Landmark R534m fine pops Sasol’s bubble
IN A ground-breaking decision this week, the Competition Tribunal set out a possible blueprint for a regulatory assault on excessive pricing by powerful companies.
The tribunal hit Sasol with a R534million fine for charging local customers above the bar for propylene and polypropylene, the key ingredients in making plastic products.
But much more significant is the tribunal’s requirement that Sasol Chemical Industries (SCI) sell its propylene and polypropelyne at the same factory price to all customers.
This is likely to hit Sasol’s profit because it now sells those products to international customers at lower prices than it charges South Africans — a strategy slammed as iniquitous by companies that buy from it.
This is the latest in a string of adverse rulings against the petrochemical giant by competition watchdogs that raises awkward questions about the culture at the company.
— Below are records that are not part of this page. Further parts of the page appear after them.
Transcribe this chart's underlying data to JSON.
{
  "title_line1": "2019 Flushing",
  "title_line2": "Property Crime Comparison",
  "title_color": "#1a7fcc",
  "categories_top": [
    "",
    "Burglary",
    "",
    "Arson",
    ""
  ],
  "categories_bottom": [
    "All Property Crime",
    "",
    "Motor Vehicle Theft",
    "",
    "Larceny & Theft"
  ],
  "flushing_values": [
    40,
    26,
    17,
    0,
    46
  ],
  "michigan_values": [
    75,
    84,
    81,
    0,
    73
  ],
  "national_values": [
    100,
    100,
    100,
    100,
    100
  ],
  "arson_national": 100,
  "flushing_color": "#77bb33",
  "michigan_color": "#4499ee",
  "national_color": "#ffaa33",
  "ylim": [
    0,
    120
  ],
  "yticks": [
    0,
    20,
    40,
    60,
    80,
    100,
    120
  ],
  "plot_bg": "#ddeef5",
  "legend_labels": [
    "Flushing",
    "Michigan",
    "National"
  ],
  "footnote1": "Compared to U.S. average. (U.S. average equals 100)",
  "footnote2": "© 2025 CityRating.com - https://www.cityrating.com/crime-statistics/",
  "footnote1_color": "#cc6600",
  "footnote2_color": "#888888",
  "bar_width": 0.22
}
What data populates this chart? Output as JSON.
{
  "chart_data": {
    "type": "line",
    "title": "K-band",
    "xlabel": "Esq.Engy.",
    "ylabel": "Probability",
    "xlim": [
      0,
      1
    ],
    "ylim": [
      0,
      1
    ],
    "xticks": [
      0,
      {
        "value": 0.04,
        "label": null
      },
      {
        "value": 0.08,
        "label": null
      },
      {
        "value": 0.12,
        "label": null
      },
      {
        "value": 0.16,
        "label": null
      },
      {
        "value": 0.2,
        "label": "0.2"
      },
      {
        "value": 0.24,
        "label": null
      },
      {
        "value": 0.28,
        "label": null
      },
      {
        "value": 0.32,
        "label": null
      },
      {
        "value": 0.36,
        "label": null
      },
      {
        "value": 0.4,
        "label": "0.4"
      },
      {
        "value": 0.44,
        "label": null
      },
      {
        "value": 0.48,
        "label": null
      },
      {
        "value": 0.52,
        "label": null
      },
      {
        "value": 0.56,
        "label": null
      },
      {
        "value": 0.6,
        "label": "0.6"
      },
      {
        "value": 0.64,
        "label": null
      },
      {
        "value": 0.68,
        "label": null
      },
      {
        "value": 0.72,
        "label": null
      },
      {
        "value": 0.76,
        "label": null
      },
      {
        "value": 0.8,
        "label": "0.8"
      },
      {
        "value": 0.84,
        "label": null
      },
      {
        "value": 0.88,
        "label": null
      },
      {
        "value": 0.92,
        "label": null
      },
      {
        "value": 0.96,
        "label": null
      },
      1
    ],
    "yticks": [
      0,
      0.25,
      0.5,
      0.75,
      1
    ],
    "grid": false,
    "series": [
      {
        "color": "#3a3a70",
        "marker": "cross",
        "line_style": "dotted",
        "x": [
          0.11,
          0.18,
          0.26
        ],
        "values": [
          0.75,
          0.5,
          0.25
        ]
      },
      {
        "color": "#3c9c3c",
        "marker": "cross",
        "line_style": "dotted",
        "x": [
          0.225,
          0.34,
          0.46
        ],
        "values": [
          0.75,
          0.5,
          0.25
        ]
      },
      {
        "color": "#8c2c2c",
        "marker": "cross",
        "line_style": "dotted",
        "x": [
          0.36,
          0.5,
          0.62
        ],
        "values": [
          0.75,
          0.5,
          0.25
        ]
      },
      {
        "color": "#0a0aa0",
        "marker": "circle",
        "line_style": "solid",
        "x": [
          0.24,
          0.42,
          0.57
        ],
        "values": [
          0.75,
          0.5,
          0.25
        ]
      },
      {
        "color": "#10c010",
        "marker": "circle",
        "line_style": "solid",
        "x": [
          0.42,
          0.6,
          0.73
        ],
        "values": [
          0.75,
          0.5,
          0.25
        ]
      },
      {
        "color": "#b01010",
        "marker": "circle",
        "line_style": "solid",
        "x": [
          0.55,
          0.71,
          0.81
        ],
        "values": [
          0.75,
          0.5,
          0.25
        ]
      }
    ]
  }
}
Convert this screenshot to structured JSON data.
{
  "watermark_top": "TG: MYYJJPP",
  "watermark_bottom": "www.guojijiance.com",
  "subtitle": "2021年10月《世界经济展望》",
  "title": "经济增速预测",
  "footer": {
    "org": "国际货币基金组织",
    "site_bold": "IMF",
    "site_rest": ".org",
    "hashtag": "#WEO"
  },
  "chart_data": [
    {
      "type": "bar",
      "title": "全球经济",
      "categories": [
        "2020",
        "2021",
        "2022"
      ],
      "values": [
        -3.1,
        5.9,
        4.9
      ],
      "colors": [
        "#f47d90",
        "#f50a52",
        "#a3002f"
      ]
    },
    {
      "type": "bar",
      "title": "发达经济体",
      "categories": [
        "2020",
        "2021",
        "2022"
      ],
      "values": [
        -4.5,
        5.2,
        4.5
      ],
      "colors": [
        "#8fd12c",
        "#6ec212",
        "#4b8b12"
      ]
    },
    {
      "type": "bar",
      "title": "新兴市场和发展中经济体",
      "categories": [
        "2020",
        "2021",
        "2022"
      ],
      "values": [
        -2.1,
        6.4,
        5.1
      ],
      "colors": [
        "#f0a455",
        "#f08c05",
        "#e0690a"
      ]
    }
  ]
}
In recent years, Sasol Nitro, Sasol Gas and Sasol Oil were all fined for contravening the Competition Act. In 2011, the European Commission described Sasol as the ringleader of a “paraffin mafia” in Europe, hitting the group with a R4.1-billion fine.
On Friday, Sasol said it was “reviewing” the decision and considering its options, “including engaging with the relevant stakeholders”.
Sasol, however, refused to quantify the financial impact of being forced to sell product on a non-discriminatory basis to all its customers.
While SCI contributed about 5% to Sasol’s operating profit in 2008, this dropped steadily in recent years. Last year, the unit made an operating loss.
During the competition hearings, local plastic manufacturers complained that Sasol’s pricing meant they struggled to compete against international companies that could buy products cheaper from Sasol.
Any reduction in the high price, the Competition Commission argued, would help boost local production.
Lionel October, director-general of the Department of Trade & Industry, which lodged the complaint in 2007, welcomed the tribunal’s ruling.
October said this would boost his department’s efforts to slash input pricing for local manufacturers.
“Because of the high input prices facing our manufacturers, we are uncompetitive. This ruling will help to improve our competitiveness.”
The problem is that Sasol isn’t the only offender applying what are known as “import parity prices”.
October said this was why the competition authorities needed to test the legality of this pricing strategy.
Competition commissioner Tembinkosi Bonakele described the tribunal’s ruling as “excellent”.
“Lawyers of domestic firms operating in similar conditions will have to read this ruling very closely,” he said.